What Makes Code Hard to Understand?

July 13, 2014

@garybernhardt linked to a short academic paper on code readability, called “What Makes Code Hard to Understand?”. It’s a quick read that details an experiment where researchers showed severals versions of the same program to a bunch of programmers and asked them to guess the output. Each version had the same cyclomatic complexity and lines of code, but differed only in formatting, variable naming, and use of types.

Choice quote:

The physical aspects of notation, often considered superficial, can have a profound impact on performance [of programmers to understand what code will do]

In particular, in a program that relied on order of operations, two versions were given, one in which one space was used around operators (zigzag) and another where the operators were all vertically aligned (linedup):

Programmers were more likely to respect the order of mathematical operations in the linedup version of whitespace, showing how horizontal space can emphasize the common structure between related calculations.

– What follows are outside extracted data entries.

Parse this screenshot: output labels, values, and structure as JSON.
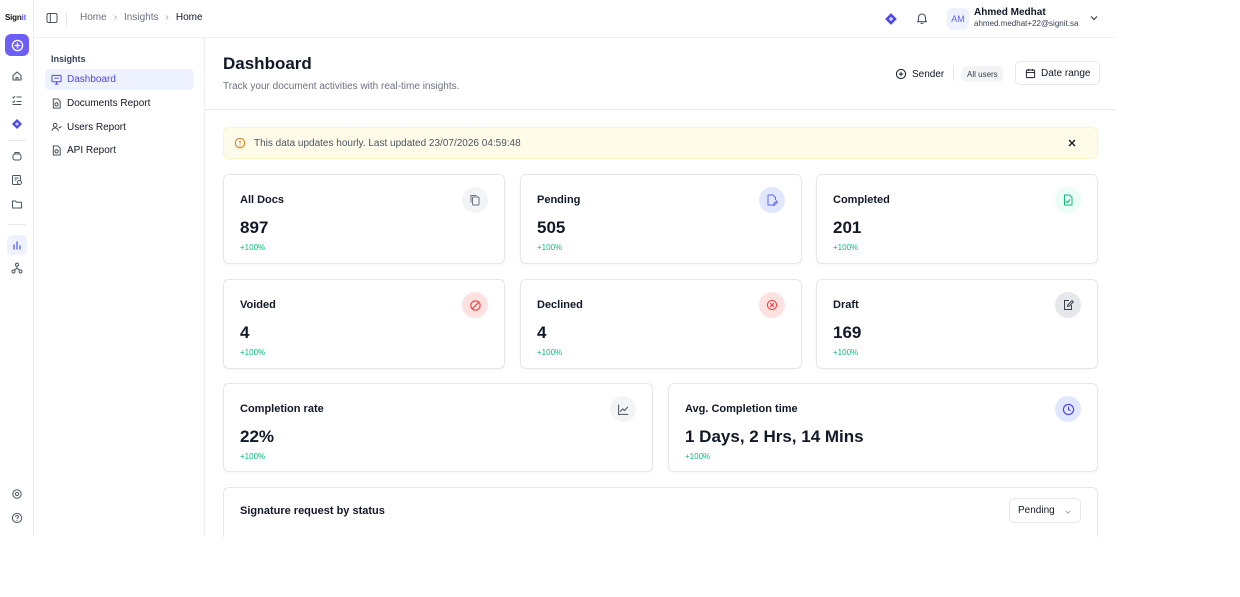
{
  "brand": {
    "logo_text": "Sign",
    "logo_accent": "it",
    "accent_color": "#6d5ff5"
  },
  "rail": {
    "icons": [
      "home-icon",
      "checklist-icon",
      "diamond-icon",
      "stamp-icon",
      "template-icon",
      "folder-icon",
      "chart-icon",
      "org-icon",
      "settings-icon",
      "help-icon"
    ]
  },
  "sidebar": {
    "section": "Insights",
    "items": [
      {
        "label": "Dashboard",
        "icon": "monitor-icon",
        "active": true
      },
      {
        "label": "Documents Report",
        "icon": "doc-report-icon"
      },
      {
        "label": "Users Report",
        "icon": "users-icon"
      },
      {
        "label": "API Report",
        "icon": "api-doc-icon"
      }
    ]
  },
  "topbar": {
    "breadcrumb": [
      "Home",
      "Insights",
      "Home"
    ],
    "user": {
      "initials": "AM",
      "name": "Ahmed Medhat",
      "email": "ahmed.medhat+22@signit.sa"
    }
  },
  "header": {
    "title": "Dashboard",
    "subtitle": "Track your document activities with real-time insights.",
    "sender_label": "Sender",
    "users_filter": "All users",
    "date_label": "Date range"
  },
  "alert": {
    "text": "This data updates hourly. Last updated 23/07/2026 04:59:48"
  },
  "stats": [
    {
      "title": "All Docs",
      "value": "897",
      "delta": "+100%",
      "icon": "copy-icon",
      "color": "#6b7280"
    },
    {
      "title": "Pending",
      "value": "505",
      "delta": "+100%",
      "icon": "doc-sign-icon",
      "color": "#6366f1"
    },
    {
      "title": "Completed",
      "value": "201",
      "delta": "+100%",
      "icon": "doc-check-icon",
      "color": "#10b981"
    },
    {
      "title": "Voided",
      "value": "4",
      "delta": "+100%",
      "icon": "void-icon",
      "color": "#ef4444"
    },
    {
      "title": "Declined",
      "value": "4",
      "delta": "+100%",
      "icon": "x-circle-icon",
      "color": "#ef4444"
    },
    {
      "title": "Draft",
      "value": "169",
      "delta": "+100%",
      "icon": "edit-doc-icon",
      "color": "#374151"
    }
  ],
  "metrics": [
    {
      "title": "Completion rate",
      "value": "22%",
      "delta": "+100%",
      "icon": "line-chart-icon"
    },
    {
      "title": "Avg. Completion time",
      "value": "1 Days, 2 Hrs, 14 Mins",
      "delta": "+100%",
      "icon": "clock-icon"
    }
  ],
  "status_section": {
    "title": "Signature request by status",
    "selected": "Pending"
  }
}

Also, they presented three versions of code to calculate the area of a rectangle, using free variables, tuples, and a Rectangle class:

Programmers took longer to respond to the tuples version of rectangle despite it having fewer lines than the class version. It is not uncommon in Python to use tuples for (x, y) coordinates, but the syntactic “noise” that is present in the tuples version for variable names (e.g., r1_xy_1) and calculations (e.g., width = xy_2[0] - xy_1[0]) likely gave programmers pause when verifying the code’s operation.

This was not something that was initially obvious to me as I learned programming, but I have come to realize the importance of typography in writing code. From my post on the subject over a year ago:

But, it’s not just the content - the code itself - that affects readability. How it’s presented matters and if we’re going to talk about presentation, we have to talk about typography.